I cinque referendum del prossimo mese di giugno, se approvati, restituiranno a ogni persona quella libertà esistenziale che originariamente possiede e il cui riconoscimento deve essere, con appropriati strumenti legislativi, realizzato dallo Stato. Un ulteriore motivo di necessaria partecipazione da parte dei cattolici lo si deduce non solo riflettendo su quei cristiani che hanno contribuito, con il partecipare all’azione politica, al miglioramento delle condizioni di vita dei tutti i cittadini – si pensi all’opera pioneristica di Giuseppe Toniolo e poi di Alcide De Gasperi, Amintore Fanfani e Giorgio La Pira –, ma anche ricavandolo dai numerosi ammonimenti ed esortazioni del Magistero della Chiesa.

Tra Magistero e etica civica
Su questo versante alcune precise indicazioni e raccomandazioni sono illuminanti e chiariscono che l’etica sociale cattolica non si realizza attraverso l’azione dei singoli, pur sempre meritoria ed esemplare, ma con la necessità di cambiare le strutture ingiuste attraverso un concorso corale. Se non è ancora chiara la posizione di Pio XII riguardo al referendum del 2 maggio del 1946 – repubblica o monarchia? – utili indicazioni si possono trarre da diversi documenti del Vaticano II. Il decreto Apostolicam Actuositatem al n. 7 recita «I laici devono assumere il rinnovamento dell'ordine temporale come compito proprio e in esso, guidati dalla luce del Vangelo e dal pensiero della Chiesa e mossi dalla carità cristiana, operare direttamente e in modo concreto». Ancora più netta la Gaudium et Spes: «Si ricordino perciò tutti i cittadini del diritto, che è anche dovere, di usare del proprio libero voto per la promozione del bene comune» (n. 75).
La partecipazione alla vita politica, in tutte le sue forme, è stata raccomandata in discorsi e documenti del Magistero ordinario. Papa Francesco, in uno degli ultimi suoi interventi in materia sociale – quello tenuto a Trieste il 7 luglio del 2024 – “incoraggiò” i cattolici a “partecipare” affinché la democrazia potesse assomigliare “a un cuore risanato”.

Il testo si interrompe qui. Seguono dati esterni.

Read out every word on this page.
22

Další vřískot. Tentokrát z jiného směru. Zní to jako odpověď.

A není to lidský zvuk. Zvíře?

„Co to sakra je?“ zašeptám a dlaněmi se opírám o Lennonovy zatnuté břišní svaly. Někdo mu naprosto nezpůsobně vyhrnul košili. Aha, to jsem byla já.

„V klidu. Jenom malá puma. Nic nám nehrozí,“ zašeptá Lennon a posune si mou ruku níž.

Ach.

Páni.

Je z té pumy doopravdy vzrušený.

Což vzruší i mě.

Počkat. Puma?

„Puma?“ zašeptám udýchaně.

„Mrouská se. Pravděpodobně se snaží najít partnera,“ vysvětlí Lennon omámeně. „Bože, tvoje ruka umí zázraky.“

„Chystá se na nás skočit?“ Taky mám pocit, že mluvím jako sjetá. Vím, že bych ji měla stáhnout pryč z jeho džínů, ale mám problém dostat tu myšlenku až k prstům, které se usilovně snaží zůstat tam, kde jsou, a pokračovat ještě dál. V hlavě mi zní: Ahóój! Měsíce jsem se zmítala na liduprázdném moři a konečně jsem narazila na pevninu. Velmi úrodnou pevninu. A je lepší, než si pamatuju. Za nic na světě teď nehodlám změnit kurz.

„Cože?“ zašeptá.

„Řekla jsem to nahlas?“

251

A queste dichiarazioni magisteriali si affianca l’autorevole monito del Presidente Sergio Mattarella che in un recentissimo discorso, quello del 25 aprile 2025, ha esortato i cittadini a rinunciare all’assenteismo: «La sua figura [di S. Pertini] induce a ricordare che la partecipazione politica è questione che contraddistingue la nostra democrazia. È l’esercizio democratico che sostanzia la nostra libertà. Da questi principi fondativi viene un appello: non possiamo arrenderci all’assenteismo dei cittadini dalla cosa pubblica, all’astensionismo degli elettori, a una democrazia a bassa intensità».
E i cristiani sapranno manifestare il loro visibile impegno alla costruzione di una società a misura d’uomo?